Cuidar da Terra é um dever

Homilia do Bispo do Porto no Dia Mundial da Paz

Sinal e profecia do universo novo

 

É de grande encanto, caríssimos irmãos e irmãs, o modo como o evangelista Lucas nos coloca com os pastores diante de Jesus, Maria e José. Acabamos de o ouvir, mas peço-vos que o oiçamos de novo: “Naquele tempo, os pastores dirigiram-se apressadamente para Belém e encontraram Maria, José e o Menino deitado na manjedoura. […] Os pastores regressaram, glorificando e louvando a Deus por tudo o que tinham ouvido e visto, como lhes tinha sido anunciado”.

Com tão poucas palavras, além das outras, temos tudo o que importa acolher na inteligência e no coração, para celebrarmos Santa Maria Mãe de Deus e o Dia Mundial da Paz, com alusão indispensável à Mensagem de Bento XVI, este ano intitulada “Se quiseres cultivar a paz, preserva a criação”.

Sigamos os pastores, admiremos a Sagrada Família e glorifiquemos a Deus. Nisto mesmo encontraremos a paz e a religião de Cristo. Encontraremos a paz, passando do alvoroço à surpresa; subiremos à religião de Cristo, substituindo o interesse pela glorificação do Pai. Por fim, preencheremos a natureza com uma autêntica alegria de pastores dela, respeitando a criação e concluindo-a com a nova criação que precisamente em Cristo acontece.

Tempos houve – quase todo o tempo até, da nossa longa história humana – em que a natureza era sentida como totalidade, inexorável totalidade, donde cada um mal se destacava, tal era a dependência de condições propícias ou adversas.

Num país como o nosso, mal conseguimos imaginar facilmente o que era a precariedade das vidas e o sobressalto dos dias, ainda há poucas gerações atrás. A altíssima mortalidade infantil, a pouca defesa contra qualquer infecção ou contágio, as resumidas práticas higiénicas, tudo se somava negativamente para ameaçar as vidas e agigantar os temores. Assim era connosco, assim continua a ser em grande parte do nosso mundo contemporâneo e desigual, sabemo-lo bem.

Como vivíamos culturalmente integrados, interiorizando vivências em sentimentos e traduzindo sentimentos em representações, tudo se reflectia também na religiosidade comum. Aspirando-se sempre à segurança, era em torno desta que se organizava a própria prática, visando acalmar pelo além a fragilidade do aquém e pedindo ao céu o que a terra podia pôr em causa.

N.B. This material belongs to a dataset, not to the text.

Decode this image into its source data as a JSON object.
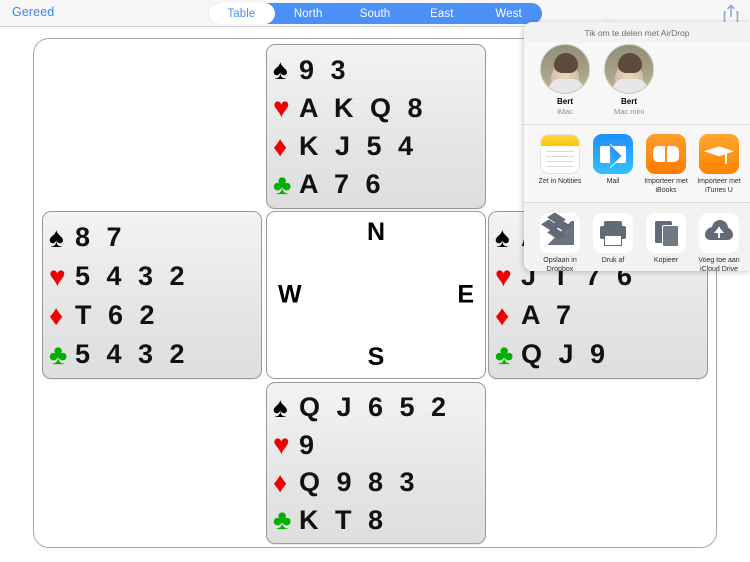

A própria tradição bíblica só a pouco e pouco conseguiu “libertar” Deus das necessidades humanas e libertar o homem dos seus desejos imediatos, começando por este mesmo de se querer seguro e garantido. Como a religiosidade natural e espontânea, assim também a Bíblia inclui em muitas páginas as manifestações recorrentes duma humanidade que só se lembra de Deus quando d’Ele precisa… Mas aqui não há conversão, antes recurso e interesse.

Finalmente, quando em Jesus Deus nos diz a última palavra sobre si e sobre nós, a liberdade divina e a liberdade humana revelam-se inteiramente. A de Deus, como liberdade absoluta e absolutamente libertadora; a nossa, como liberdade dos filhos de Deus. Melhor ainda, retomando as palavras de Paulo aos Gálatas, que ouvimos há pouco, dizendo-nos que o Filho de Deus, filho de Maria também, nos elevou a uma relação filial com o Pai, plenamente gratuita e livre. Daí que o Apóstolo conclua e exorte: “E porque sois filhos, Deus enviou aos nossos corações o Espírito de seu Filho, que clama: ‘Abbá! Pai!’. Assim, já não és escravo, mas filho. E, se és filho, também és herdeiro, por graça de Deus”.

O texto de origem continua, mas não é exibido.